Negotiations have reportedly become more difficult over ethics provisions and Section 604. Some Democrats want language barring federal employees, including the president and members of Congress, from sponsoring, endorsing, or issuing digital assets.
Those talks have become more sensitive because of crypto-related ventures tied to the Trump family, including a memecoin and World Liberty Financial. The White House has denied conflicts of interest, while some Democrats have said final ethics language must prevent public officials from using digital asset markets for private benefit.
Senator John Kennedy said the final deal may require direct approval from President Trump. Senator Adam Schiff said Democrats remain unsure whether any agreement reached with White House crypto adviser Patrick Witt would survive final White House review.
Industry Groups Split Over Innovation and Safeguards
Crypto industry advocates argue that the CLARITY Act would create rules for markets that currently operate under fragmented oversight. Solana Institute's Kristin Smith said the bill is not deregulatory and would provide oversight, consumer protections, and law enforcement tools where gaps exist.
Smith also defended the Blockchain Regulatory Certainty Act, saying it draws a line between custodial financial activity and non-custodial infrastructure.
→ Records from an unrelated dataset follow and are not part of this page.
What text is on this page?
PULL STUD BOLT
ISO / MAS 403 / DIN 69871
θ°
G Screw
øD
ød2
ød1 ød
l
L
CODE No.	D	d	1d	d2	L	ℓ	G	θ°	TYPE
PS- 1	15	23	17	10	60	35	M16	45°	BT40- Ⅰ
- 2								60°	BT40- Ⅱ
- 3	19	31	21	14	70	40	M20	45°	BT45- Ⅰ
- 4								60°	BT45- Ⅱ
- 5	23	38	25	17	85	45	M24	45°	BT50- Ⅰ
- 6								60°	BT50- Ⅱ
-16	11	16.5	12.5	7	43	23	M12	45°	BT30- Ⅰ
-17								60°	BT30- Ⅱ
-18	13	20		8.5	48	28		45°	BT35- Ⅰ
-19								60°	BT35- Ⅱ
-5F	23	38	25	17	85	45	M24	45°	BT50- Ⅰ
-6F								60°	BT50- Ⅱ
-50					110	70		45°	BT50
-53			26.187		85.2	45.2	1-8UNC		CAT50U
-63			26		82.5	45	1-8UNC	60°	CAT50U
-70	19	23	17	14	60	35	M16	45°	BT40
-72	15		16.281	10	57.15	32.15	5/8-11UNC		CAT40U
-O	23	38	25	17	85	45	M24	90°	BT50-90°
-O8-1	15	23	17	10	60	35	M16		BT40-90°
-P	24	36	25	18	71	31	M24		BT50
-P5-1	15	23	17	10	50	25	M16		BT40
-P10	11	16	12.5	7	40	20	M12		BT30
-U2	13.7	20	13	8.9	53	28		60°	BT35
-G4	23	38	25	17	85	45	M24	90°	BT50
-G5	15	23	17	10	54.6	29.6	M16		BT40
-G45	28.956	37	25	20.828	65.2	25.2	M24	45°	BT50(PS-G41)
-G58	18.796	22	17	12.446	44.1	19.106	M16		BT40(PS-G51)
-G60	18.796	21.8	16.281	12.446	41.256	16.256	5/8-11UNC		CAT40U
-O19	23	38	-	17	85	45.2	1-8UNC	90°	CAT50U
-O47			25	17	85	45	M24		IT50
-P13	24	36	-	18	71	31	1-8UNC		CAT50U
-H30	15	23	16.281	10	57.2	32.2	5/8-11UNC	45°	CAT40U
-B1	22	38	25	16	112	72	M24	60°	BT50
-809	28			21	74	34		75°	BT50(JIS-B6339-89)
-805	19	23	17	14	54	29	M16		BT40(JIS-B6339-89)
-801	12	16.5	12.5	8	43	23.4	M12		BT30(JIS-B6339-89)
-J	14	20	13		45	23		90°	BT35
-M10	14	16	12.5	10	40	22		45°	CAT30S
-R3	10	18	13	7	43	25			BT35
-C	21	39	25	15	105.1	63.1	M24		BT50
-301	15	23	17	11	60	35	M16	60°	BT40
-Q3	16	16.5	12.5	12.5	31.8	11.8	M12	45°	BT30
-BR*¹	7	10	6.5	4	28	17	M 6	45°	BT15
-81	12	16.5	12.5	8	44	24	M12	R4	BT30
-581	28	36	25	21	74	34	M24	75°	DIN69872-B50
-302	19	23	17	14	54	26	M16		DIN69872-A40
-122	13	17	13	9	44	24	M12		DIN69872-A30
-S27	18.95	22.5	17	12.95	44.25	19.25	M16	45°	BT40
She said developers who write open-source code, run nodes, or validate transactions without controlling customer money should not be treated as money transmitters.
Other groups have raised concerns over illicit finance safeguards. Catholic organizations and anti-trafficking advocates warned that parts of H.R. 3633, including Section 604, could create regulatory ambiguities that traffickers, organized crime groups, and sanctions evaders may exploit.
The July 17 hearing will therefore test whether lawmakers can balance innovation goals with consumer protection, anti-money laundering controls, and ethics restrictions. If Congress fails to advance the bill before recess, the United States may remain without a comprehensive federal crypto market framework for an extended period.